To make things clear, here is how I run the apps:
PC1 - game server and clients simulator (because the clients will connect the proxy).
PC2 - proxy server.
The strangest thing is this:
Only the remote side gets "corrupted". Remote in terms that it's not the PC I use to code the app (VC++ 2008).
Let's call the PC I use to code the apps "PC1".
Now for example, if this time I ran the game server on PC1 (it means that proxy server on PC2 and clients simulator on PC1), then the proxy server crashes with an "unknown message id" error.
Another variation is when I run the proxy server on PC1 (again, the dev machine), the game server and the clients simulator on PC2, then the game server on PC2 gets crashed.
As for the IOCP config:
The servers' internal connections use the default receive/send buffer sizes.
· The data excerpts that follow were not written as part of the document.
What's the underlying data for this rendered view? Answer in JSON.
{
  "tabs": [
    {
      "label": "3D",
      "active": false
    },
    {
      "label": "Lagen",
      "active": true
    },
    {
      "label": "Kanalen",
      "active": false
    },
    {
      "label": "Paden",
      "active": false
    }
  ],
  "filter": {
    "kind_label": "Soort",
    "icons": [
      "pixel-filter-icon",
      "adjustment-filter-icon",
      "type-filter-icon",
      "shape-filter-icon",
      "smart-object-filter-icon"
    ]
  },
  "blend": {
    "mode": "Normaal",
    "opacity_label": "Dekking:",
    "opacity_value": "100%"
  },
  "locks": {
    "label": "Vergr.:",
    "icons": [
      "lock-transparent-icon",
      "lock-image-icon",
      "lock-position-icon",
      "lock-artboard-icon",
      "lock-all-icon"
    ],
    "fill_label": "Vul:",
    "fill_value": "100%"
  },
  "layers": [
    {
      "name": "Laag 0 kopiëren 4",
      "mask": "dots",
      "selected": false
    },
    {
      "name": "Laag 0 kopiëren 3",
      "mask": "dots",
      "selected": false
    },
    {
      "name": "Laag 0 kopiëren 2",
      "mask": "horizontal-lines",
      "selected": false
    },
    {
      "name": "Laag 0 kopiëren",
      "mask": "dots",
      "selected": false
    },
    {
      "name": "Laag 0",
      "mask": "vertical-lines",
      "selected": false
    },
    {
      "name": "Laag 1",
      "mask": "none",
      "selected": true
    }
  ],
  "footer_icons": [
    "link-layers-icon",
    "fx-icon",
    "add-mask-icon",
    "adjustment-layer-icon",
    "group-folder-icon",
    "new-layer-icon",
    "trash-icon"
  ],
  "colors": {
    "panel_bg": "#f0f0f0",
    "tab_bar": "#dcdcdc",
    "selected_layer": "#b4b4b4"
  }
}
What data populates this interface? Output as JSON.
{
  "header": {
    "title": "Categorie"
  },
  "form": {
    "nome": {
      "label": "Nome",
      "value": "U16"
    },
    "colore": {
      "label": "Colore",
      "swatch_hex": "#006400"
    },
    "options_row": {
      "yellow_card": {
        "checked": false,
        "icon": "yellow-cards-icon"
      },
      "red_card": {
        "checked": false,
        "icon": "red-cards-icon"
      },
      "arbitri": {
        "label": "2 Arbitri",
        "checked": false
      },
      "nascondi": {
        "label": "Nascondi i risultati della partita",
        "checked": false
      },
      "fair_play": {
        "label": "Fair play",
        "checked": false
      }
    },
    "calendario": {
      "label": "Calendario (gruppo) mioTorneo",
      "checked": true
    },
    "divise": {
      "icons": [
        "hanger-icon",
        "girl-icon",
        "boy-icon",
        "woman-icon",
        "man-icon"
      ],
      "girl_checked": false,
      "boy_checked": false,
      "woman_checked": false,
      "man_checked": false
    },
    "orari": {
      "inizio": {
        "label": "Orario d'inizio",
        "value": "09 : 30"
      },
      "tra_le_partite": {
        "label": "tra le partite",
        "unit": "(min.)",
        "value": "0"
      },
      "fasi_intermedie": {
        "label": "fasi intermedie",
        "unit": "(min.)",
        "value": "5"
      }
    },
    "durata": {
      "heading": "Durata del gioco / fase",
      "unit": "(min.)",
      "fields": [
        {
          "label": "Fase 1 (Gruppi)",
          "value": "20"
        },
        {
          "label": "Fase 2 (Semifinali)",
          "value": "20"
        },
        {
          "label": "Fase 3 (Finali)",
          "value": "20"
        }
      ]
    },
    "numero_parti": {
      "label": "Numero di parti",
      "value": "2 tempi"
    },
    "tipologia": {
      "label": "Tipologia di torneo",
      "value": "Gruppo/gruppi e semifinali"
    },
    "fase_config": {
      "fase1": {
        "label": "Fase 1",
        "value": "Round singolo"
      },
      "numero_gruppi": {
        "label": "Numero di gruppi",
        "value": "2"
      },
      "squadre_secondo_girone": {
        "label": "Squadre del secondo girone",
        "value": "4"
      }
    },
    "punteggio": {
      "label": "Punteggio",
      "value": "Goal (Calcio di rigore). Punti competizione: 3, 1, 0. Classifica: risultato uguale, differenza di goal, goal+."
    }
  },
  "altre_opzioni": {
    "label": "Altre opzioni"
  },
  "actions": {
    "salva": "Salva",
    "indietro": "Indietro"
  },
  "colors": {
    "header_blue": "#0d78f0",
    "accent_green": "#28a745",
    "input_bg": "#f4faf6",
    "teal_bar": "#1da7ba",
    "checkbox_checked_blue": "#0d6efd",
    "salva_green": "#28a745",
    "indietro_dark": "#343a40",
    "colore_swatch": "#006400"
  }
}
Tried even with setting them to 1MB, but no luck.
I have three PCs in total;
2 x Vista 64bit <<-- one of those is the dev machine. The other is connected through WiFi.
1 x WinXP 32bit
They're all connected in a "full duplex" manner.
What could be the reason? Tried about everything; Stack tracing, recording some actions (like read/write logging)..
I want to stress that only the PC I'm not using to code the apps crashes (actually the server app "role" which is running on it - sometimes the game server and sometimes the proxy server).
At first I thought that maybe the wireless PC has problems (it's wireless..) but: TCP has it's own mechanisms to make sure the packet is delivered properly. Also, a crash also happens when trying it with the two PCs that are physically connected (Vista vs. XP).
Another option is that the Windows DLLs versions might have problems, but then again, one of the tests is Vista vs. Vista, and the other is Vista vs. XP.
Any idea?